The battle axe was a thing of beauty.  Skulls shattered with ease, cloven straight down into the spine.  He'd have to give more thought to his choice of weapons in the future.  In the Rogue pass, he used a single-handed axe because it was part of the set, but it seems that breaking with tradition has its rewards too.  In the deepest node of the sewers, Tearlach found his prey.  Skeletal mages, and other walking bone-piles burnt black with flame, formed a wall of undeath in front of a huge demon.  As though that would save him.  Ha!
 
 
 
Tearlach leapt over the skeletons and laid into the demon.  The skeletons surrounded him, blasting their magic, but his concentration was too strong to be broken.  The merc knocked one down every so often, but the demon just raised it again.  Stupid.  Every moment it took away from Tearlach was one he used to carve another chunk out of its ancient, leathery body.
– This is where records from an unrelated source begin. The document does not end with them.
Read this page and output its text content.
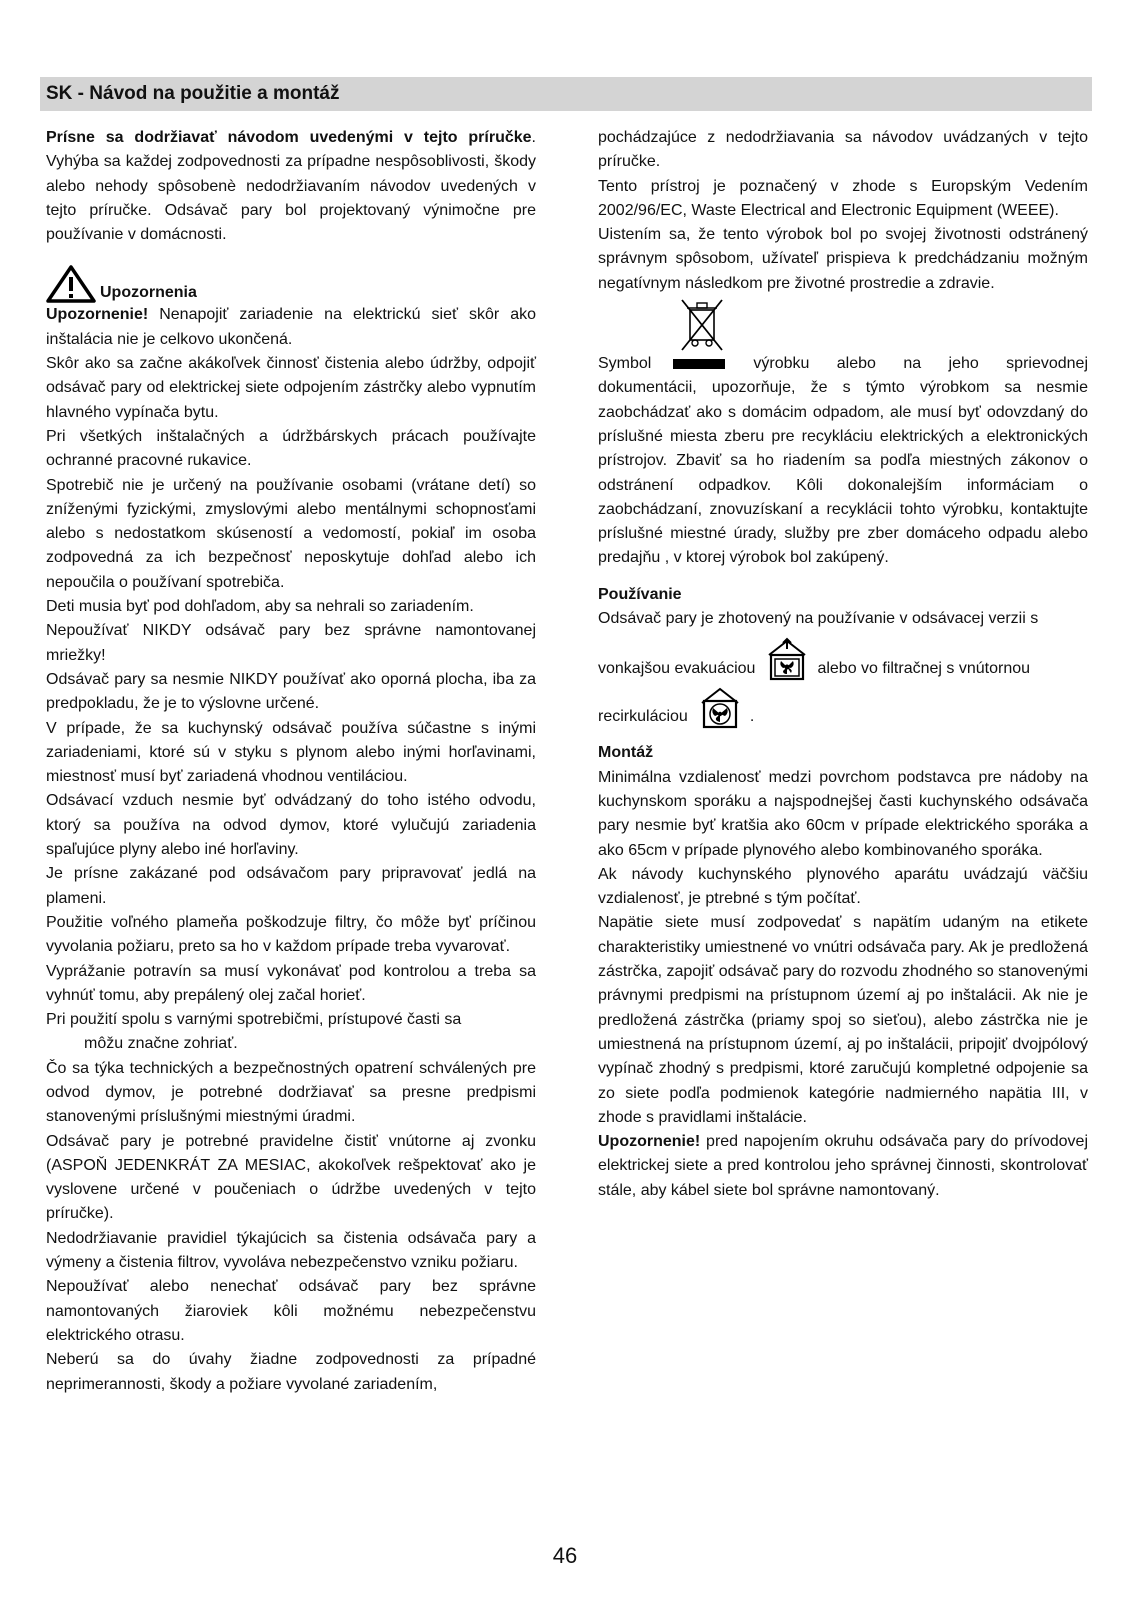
SK - Návod na použitie a montáž

Prísne sa dodržiavať návodom uvedenými v tejto príručke. Vyhýba sa každej zodpovednosti za prípadne nespôsoblivosti, škody alebo nehody spôsobenè nedodržiavaním návodov uvedených v tejto príručke. Odsávač pary bol projektovaný výnimočne pre používanie v domácnosti.

Upozornenia

Upozornenie! Nenapojiť zariadenie na elektrickú sieť skôr ako inštalácia nie je celkovo ukončená.

Skôr ako sa začne akákoľvek činnosť čistenia alebo údržby, odpojiť odsávač pary od elektrickej siete odpojením zástrčky alebo vypnutím hlavného vypínača bytu.

Pri všetkých inštalačných a údržbárskych prácach používajte ochranné pracovné rukavice.

Spotrebič nie je určený na používanie osobami (vrátane detí) so zníženými fyzickými, zmyslovými alebo mentálnymi schopnosťami alebo s nedostatkom skúseností a vedomostí, pokiaľ im osoba zodpovedná za ich bezpečnosť neposkytuje dohľad alebo ich nepoučila o používaní spotrebiča.

Deti musia byť pod dohľadom, aby sa nehrali so zariadením.

Nepoužívať NIKDY odsávač pary bez správne namontovanej mriežky!

Odsávač pary sa nesmie NIKDY používať ako oporná plocha, iba za predpokladu, že je to výslovne určené.

V prípade, že sa kuchynský odsávač používa súčastne s inými zariadeniami, ktoré sú v styku s plynom alebo inými horľavinami, miestnosť musí byť zariadená vhodnou ventiláciou.

Odsávací vzduch nesmie byť odvádzaný do toho istého odvodu, ktorý sa používa na odvod dymov, ktoré vylučujú zariadenia spaľujúce plyny alebo iné horľaviny.

Je prísne zakázané pod odsávačom pary pripravovať jedlá na plameni.

Použitie voľného plameňa poškodzuje filtry, čo môže byť príčinou vyvolania požiaru, preto sa ho v každom prípade treba vyvarovať.

Vyprážanie potravín sa musí vykonávať pod kontrolou a treba sa vyhnúť tomu, aby prepálený olej začal horieť.

Pri použití spolu s varnými spotrebičmi, prístupové časti sa

môžu značne zohriať.

Čo sa týka technických a bezpečnostných opatrení schválených pre odvod dymov, je potrebné dodržiavať sa presne predpismi stanovenými príslušnými miestnými úradmi.

Odsávač pary je potrebné pravidelne čistiť vnútorne aj zvonku (ASPOŇ JEDENKRÁT ZA MESIAC, akokoľvek rešpektovať ako je vyslovene určené v poučeniach o údržbe uvedených v tejto príručke).

Nedodržiavanie pravidiel týkajúcich sa čistenia odsávača pary a výmeny a čistenia filtrov, vyvoláva nebezpečenstvo vzniku požiaru.

Nepoužívať alebo nenechať odsávač pary bez správne namontovaných žiaroviek kôli možnému nebezpečenstvu elektrického otrasu.

Neberú sa do úvahy žiadne zodpovednosti za prípadné neprimerannosti, škody a požiare vyvolané zariadením,

pochádzajúce z nedodržiavania sa návodov uvádzaných v tejto príručke.

Tento prístroj je poznačený v zhode s Europským Vedením 2002/96/EC, Waste Electrical and Electronic Equipment (WEEE).

Uistením sa, že tento výrobok bol po svojej životnosti odstránený správnym spôsobom, užívateľ prispieva k predchádzaniu možným negatívnym následkom pre životné prostredie a zdravie.

Symbol	výrobku alebo na jeho sprievodnej dokumentácii, upozorňuje, že s týmto výrobkom sa nesmie zaobchádzať ako s domácim odpadom, ale musí byť odovzdaný do príslušné miesta zberu pre recykláciu elektrických a elektronických prístrojov. Zbaviť sa ho riadením sa podľa miestných zákonov o odstránení odpadkov. Kôli dokonalejším informáciam o zaobchádzaní, znovuzískaní a recyklácii tohto výrobku, kontaktujte príslušné miestné úrady, služby pre zber domáceho odpadu alebo predajňu , v ktorej výrobok bol zakúpený.

Používanie

Odsávač pary je zhotovený na používanie v odsávacej verzii s

vonkajšou evakuáciou	alebo vo filtračnej s vnútornou

recirkuláciou	.

Montáž

Minimálna vzdialenosť medzi povrchom podstavca pre nádoby na kuchynskom sporáku a najspodnejšej časti kuchynského odsávača pary nesmie byť kratšia ako 60cm v prípade elektrického sporáka a ako 65cm v prípade plynového alebo kombinovaného sporáka.

Ak návody kuchynského plynového aparátu uvádzajú väčšiu vzdialenosť, je ptrebné s tým počítať.

Napätie siete musí zodpovedať s napätím udaným na etikete charakteristiky umiestnené vo vnútri odsávača pary. Ak je predložená zástrčka, zapojiť odsávač pary do rozvodu zhodného so stanovenými právnymi predpismi na prístupnom území aj po inštalácii. Ak nie je predložená zástrčka (priamy spoj so sieťou), alebo zástrčka nie je umiestnená na prístupnom území, aj po inštalácii, pripojiť dvojpólový vypínač zhodný s predpismi, ktoré zaručujú kompletné odpojenie sa zo siete podľa podmienok kategórie nadmierného napätia III, v zhode s pravidlami inštalácie.

Upozornenie! pred napojením okruhu odsávača pary do prívodovej elektrickej siete a pred kontrolou jeho správnej činnosti, skontrolovať stále, aby kábel siete bol správne namontovaný.

46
Midway through the battle, Tearlach realized this couldn't be Diablo.  It didn't have a heartbeat.  Demons have a heartbeat; the monster was just some kind of undead.
 
 
 
In time, it gave up the ghost, like dead things should.  Undead or not, it went spectacularly.  Bolts of white light shot down through the roof, lighting up the sewer node while Tearlach killed the last skeletons.  Human bodies littered the thing's lair.  Several had been skinned, or had pieces missing.  On a rack in the corner, the skins of many bodies had been stitched together into some kind of suit.  Damn, that thing was ugly.  If the monster thought it was going to fool anyone, it should have at least gotten matching tits.  Tearlach cleared anything that might be valuable out of the lair and hauled it up to the surface.
 
 
 
"Damn it, old man, it wasn't him.  I'll have to keep looking."
 
 
 
"I cannot imagine Diablo remaining here in Lut Gholein.  He will be out in the desert, trying to find his brother's tomb.  Ah!  You should look at this book.  It is a description of some old martial techniques you may find useful."
 
 
 
"I am privy to the oldest martial techniques of all, and the strongest."  Tearlach looked at the book.  "No harm in looking, of course."
 
 
 
"None at all.  From what you describe, the sewer creature must have been a mummy, the desiccated, preserved body of an ancient mage or king."
 
 
 
"Don't be stupid.  It was over 8 feet tall."
 
 
 
"When the Horadrim mummified their greatest mages, their bodies were enhanced with the bones and blood of animals, to give them greater stature and physical power.  They were meant to guard their tombs after death, and to remain there... but it seems many of the old binding spells are being unraveled."
 
 
 
Tearlach spat.  "What fools would work so hard to give the dead power over the living?"
 
 
 
"None of this could be foreseen.  Those ancient mages doubtless had no idea their remains would be put to such uses.  I wonder if this one was trying to rebel against Diablo's will; he seems to have been trying to restore his body with living flesh."
 
 
 
"Then ancient mages were idiots.  That thing wouldn't fool a child of 3."
 
 
 
"Being dead does tend to dull one's wits.  Ah, a Horadric scroll!  This mummy must have been a Horadric mage!"
 
 
 
"Not anymore he isn't.  Never mind, you read your useless scrolls.  I'll be at the smith's."
 
 
 
Cain didn't answer; he was already lost in the ancient glyphs.  Wizards.  Put a piece of paper in front of them, they're lost to the world.  Makes you wonder if an effective technique for taking on wizards is to throw a book at them and kill them once they're distracted.  While Fara was putting a new edge on Tearlach's axe, he took the chance to tell her of his many deeds of skill and prowess.  He'd been in such a rush to find Diablo, he never got a chance to tell her about himself.  Now he knew that finding Diablo might just take some time... and he can't spend all his time scratching around in that desert.  Unlike the Rogues, Fara didn't go quiet and look ill while he spun his tales; she chatted patiently, and never once took her eyes off her work.  She must like him.  But how could she not?